DIDADAMEDIA, Jakarta - Direktorat Jenderal Pemasyarakatan melaporkan hingga hari ini, terdapat 12 narapidana yang kembali berulah setelah dibebaskan melalui program asimilasi dan integrasi di tengah pandemi COVID-19.
“Sampai dengan saat ini, 12 napi yang berulah dari sekitar 36 ribuan yang sudah dikeluarkan,” ungkap Nugroho, Selasa (14/4/2020).
Nugroho menyampaikan hal tersebut dalam diskusi virtual antara Ditjenpas, Australia Indonesia Partnership for Justice 2 (AIPJ2), The Asia Foundation (TAF), serta sejumlah pakar hukum dan praktisi Pemasyarakatan, Selasa (14/4).
Nugroho menegaskan bahwa sesuai dengan instruksi Menteri Hukum dan HAM Yasonna Laoly, narapidana yang kembali melakukan tindak kejahatan setelah bebas akan diberi sanksi berat.

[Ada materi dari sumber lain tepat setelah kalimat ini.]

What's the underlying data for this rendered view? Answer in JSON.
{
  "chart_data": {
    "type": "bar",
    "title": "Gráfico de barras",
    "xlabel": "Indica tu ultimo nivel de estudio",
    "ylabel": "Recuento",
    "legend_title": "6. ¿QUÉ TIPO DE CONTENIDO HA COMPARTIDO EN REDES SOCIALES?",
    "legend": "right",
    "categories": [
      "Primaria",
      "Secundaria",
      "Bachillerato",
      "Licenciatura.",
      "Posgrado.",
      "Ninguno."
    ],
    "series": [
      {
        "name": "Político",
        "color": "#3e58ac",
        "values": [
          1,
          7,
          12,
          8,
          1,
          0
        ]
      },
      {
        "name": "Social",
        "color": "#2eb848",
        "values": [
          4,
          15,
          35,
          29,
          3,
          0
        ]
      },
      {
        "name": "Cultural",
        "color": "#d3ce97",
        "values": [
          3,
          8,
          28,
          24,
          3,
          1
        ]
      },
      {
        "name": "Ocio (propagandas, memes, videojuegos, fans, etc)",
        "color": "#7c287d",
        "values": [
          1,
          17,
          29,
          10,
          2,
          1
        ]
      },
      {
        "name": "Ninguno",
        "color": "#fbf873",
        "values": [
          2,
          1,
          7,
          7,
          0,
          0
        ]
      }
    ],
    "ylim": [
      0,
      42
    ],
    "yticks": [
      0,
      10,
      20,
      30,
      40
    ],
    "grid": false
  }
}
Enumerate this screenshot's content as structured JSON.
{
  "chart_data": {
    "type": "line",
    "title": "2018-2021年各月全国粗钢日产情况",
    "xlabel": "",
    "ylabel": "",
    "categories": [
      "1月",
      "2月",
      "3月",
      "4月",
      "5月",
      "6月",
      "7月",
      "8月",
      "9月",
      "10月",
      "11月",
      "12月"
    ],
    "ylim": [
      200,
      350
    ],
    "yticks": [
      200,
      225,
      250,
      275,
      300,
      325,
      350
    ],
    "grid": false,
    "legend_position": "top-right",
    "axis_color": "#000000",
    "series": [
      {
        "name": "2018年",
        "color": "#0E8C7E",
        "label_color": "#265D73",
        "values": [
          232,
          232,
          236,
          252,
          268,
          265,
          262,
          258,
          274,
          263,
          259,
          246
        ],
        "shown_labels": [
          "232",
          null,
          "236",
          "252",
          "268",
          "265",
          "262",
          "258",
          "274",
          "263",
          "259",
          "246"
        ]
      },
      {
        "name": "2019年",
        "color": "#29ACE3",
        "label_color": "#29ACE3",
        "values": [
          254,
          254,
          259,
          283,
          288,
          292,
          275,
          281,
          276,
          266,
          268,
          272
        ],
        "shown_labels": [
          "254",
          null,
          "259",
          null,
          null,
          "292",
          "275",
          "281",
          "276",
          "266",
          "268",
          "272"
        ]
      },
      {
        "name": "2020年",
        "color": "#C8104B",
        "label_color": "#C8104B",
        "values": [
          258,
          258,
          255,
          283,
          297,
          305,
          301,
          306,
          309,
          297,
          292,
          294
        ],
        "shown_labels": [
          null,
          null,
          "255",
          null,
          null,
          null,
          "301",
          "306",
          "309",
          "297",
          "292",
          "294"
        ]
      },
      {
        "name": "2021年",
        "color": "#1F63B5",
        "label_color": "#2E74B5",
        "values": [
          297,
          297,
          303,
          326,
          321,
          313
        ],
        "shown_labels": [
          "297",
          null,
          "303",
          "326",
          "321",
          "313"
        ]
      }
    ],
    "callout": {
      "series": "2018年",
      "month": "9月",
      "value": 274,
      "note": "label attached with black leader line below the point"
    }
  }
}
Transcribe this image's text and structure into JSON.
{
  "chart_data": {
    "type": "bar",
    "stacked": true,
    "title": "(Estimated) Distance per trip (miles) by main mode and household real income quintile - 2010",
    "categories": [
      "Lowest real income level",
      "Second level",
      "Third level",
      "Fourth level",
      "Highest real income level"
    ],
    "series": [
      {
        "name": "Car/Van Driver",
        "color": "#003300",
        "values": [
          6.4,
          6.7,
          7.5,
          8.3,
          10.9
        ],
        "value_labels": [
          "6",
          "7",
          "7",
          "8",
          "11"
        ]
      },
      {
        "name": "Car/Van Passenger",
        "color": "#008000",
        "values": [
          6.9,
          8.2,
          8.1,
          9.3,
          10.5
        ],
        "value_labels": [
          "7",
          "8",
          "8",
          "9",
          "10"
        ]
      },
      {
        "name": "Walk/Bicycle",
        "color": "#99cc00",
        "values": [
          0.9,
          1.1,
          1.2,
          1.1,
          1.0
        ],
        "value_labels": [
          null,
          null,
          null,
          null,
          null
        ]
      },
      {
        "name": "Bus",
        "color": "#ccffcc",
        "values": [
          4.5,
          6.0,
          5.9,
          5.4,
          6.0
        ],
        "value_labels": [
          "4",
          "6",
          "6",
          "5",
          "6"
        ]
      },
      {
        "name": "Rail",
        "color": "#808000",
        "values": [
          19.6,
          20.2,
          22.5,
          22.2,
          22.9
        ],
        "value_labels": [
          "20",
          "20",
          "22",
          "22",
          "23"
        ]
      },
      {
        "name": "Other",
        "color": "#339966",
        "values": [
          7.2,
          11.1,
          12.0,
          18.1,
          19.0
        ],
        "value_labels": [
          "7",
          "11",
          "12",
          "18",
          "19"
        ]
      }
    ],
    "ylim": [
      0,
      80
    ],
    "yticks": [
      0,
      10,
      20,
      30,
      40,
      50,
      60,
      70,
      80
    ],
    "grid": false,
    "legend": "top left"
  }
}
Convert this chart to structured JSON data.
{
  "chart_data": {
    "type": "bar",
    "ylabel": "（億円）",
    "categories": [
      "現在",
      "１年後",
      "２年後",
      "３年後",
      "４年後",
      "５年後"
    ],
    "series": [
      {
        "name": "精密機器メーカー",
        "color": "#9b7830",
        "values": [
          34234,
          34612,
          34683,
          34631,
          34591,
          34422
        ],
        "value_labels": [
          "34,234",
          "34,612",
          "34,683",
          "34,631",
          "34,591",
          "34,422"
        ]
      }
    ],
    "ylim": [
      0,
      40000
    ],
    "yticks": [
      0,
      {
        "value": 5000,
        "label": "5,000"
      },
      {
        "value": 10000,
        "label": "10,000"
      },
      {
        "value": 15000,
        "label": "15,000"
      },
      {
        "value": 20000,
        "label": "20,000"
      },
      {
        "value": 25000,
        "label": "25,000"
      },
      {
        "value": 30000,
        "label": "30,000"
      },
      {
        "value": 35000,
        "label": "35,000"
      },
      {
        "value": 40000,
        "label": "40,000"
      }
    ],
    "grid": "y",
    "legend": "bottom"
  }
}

Sebelumnya, Yasonna mengatakan narapidana yang berulah kembali setelah dibebaskan akan dijatuhi pidana baru. Dia mengatakan telah menginstruksikan jajaran Ditjenpas Kemenkumham untuk berkoordinasi dengan Polri dan Kejaksaan guna mengoptimalkan pengawasan tersebut.
“Jika berulah lagi, warga binaan asimilasi dimasukkan ke sel pengasingan. Saat selesai masa pidananya, diserahkan ke polisi untuk diproses tindak pidana yang baru,” kata Yasonna, Senin (13/4).
Saat ini sudah lebih dari 36 ribu warga binaan pemasyarakatan yang menjalani program asimilasi dan integrasi di tengah pandemi COVID-19.
Sementara itu, Direktur Pembinaan Narapidana dan Latihan Kerja Produksi, Yunaedi mengatakan, sesuai dengan peraturan dan prosedur pemberian asimilasi dan hak integrasi, di tahun 2020 ini telah dipetakan 40.329 warga binaan yang secara berangsur-angsur sudah harus dikeluarkan.
"Secara normatif, tanpa adanya Permenkumham Nomor 10 Tahun 2020 ini, sebenarnya memang 40 ribu narapidana sudah harus keluar secara bertahap, termasuk yang 36 ribu ini. Mengapa ini menjadi heboh? Karena ini dikeluarkan bersama-sama,” ujar Yunaedi.
Senada dengan hal itu, Direktur Perawatan Kesehatan dan Rehabilitasi, Yuspahruddin menjelaskan, seluruh langkah yang diterapkan Ditjenpas telah berpedoman dengan apa yang dikeluarkan oleh ICRC dan WHO dalam menanggulangi COVID-19.